Prime Minister Nikol Pashinian denied on Wednesday the Kremlin’s claim that that this week’s summit of the Russian-led Collective Security Treaty Organization (CSTO) was cancelled at Armenia’s request.
Pashinian said on December 2 that Russian President Vladimir Putin has proposed to postpone the December 6 summit in Saint Petersburg because of the CSTO member states’ continuing failure to choose a new secretary general of the organization.
A senior aide to Putin, Yury Ushakov, said on Tuesday, however, that it was the Armenian government that initiated the summit’s cancelation because of parliamentary elections that will be held in Armenia on December 9.
Pashinian described Ushakov’s statement as “strange.” “Armenia didn’t ask anyone for anything. Nor did we propose [the summit’s cancellation,]” he told reporters while campaigning for the elections in Yerevan.
Pashinian’s press secretary, Arman Yeghoyan, also insisted on Tuesday that Yerevan did not force the summit cancellation. Yeghoyan reaffirmed Pashinian’s December 2 statement on the issue.

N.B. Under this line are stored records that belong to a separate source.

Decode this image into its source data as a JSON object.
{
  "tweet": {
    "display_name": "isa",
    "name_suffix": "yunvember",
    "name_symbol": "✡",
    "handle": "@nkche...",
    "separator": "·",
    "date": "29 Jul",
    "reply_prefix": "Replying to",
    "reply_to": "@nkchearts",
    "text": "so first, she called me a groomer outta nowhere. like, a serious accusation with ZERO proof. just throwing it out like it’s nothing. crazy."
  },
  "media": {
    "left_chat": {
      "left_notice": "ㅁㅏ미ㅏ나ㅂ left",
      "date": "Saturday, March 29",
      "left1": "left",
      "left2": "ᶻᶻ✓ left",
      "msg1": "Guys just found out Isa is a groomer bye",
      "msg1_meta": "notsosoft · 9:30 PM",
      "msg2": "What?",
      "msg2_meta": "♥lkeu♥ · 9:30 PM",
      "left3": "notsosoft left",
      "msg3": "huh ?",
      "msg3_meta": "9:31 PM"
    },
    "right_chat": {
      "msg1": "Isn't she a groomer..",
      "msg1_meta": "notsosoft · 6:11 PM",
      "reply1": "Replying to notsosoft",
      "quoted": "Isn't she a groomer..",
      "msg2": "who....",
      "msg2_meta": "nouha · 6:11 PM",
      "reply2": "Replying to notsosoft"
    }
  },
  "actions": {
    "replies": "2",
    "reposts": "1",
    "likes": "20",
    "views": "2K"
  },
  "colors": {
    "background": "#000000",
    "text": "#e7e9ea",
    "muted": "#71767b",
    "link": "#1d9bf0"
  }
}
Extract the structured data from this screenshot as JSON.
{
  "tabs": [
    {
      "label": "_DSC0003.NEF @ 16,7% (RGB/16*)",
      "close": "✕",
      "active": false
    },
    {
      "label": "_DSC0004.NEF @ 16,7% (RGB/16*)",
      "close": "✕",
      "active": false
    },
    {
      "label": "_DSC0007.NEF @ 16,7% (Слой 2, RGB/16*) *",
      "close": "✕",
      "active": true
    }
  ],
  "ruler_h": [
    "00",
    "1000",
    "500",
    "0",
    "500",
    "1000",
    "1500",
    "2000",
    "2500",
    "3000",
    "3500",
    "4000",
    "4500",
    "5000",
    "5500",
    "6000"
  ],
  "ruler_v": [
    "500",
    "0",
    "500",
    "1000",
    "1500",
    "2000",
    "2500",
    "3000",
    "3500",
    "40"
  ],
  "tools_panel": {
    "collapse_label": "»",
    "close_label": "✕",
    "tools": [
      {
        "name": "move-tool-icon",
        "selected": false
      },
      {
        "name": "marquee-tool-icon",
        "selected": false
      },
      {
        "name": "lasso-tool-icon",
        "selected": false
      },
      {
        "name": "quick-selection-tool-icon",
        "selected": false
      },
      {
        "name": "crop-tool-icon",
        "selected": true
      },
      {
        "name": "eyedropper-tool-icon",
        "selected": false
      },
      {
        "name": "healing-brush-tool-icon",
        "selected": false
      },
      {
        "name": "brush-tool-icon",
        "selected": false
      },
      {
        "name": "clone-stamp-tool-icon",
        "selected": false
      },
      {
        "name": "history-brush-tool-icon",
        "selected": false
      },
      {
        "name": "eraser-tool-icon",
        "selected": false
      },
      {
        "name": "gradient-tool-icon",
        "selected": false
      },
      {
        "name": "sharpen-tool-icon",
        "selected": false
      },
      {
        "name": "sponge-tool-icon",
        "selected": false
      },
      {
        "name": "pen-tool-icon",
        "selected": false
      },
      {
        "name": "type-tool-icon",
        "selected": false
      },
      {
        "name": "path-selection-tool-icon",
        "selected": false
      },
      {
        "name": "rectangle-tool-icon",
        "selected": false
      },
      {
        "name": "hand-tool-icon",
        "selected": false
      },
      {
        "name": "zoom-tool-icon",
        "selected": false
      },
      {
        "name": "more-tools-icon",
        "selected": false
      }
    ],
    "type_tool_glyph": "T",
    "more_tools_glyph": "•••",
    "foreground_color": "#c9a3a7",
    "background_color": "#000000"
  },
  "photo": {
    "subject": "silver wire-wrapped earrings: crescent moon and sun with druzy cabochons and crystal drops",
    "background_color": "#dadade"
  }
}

Meanwhile, Moscow stood by Ushakov’s claim. “Ushakov’s comments do not need to be reaffirmed,” Maria Zakharova, the Russian Foreign Ministry spokeswoman, told Tert.am. “And the statement by the Armenian prime minister’s press secretary is a cause for concern in terms of both content and form.”
The CSTO leaders were due to again try in Saint Petersburg to pick a new CSTO secretary general by consensus.
The previous CSTO head, Yuri Khachaturov of Armenia, was dismissed last month after being indicted by Armenian law-enforcement authorities over a 2008 crackdown on opposition protesters in Yerevan. Pashinian government hoped to replace him with another Armenian secretary general.
The presidents of Belarus and Kazakhstan objected to that at the CSTO’s November 8 summit held in the Kazakh capital Astana. They demanded that a representative of Belarus be named as new head of the CSTO.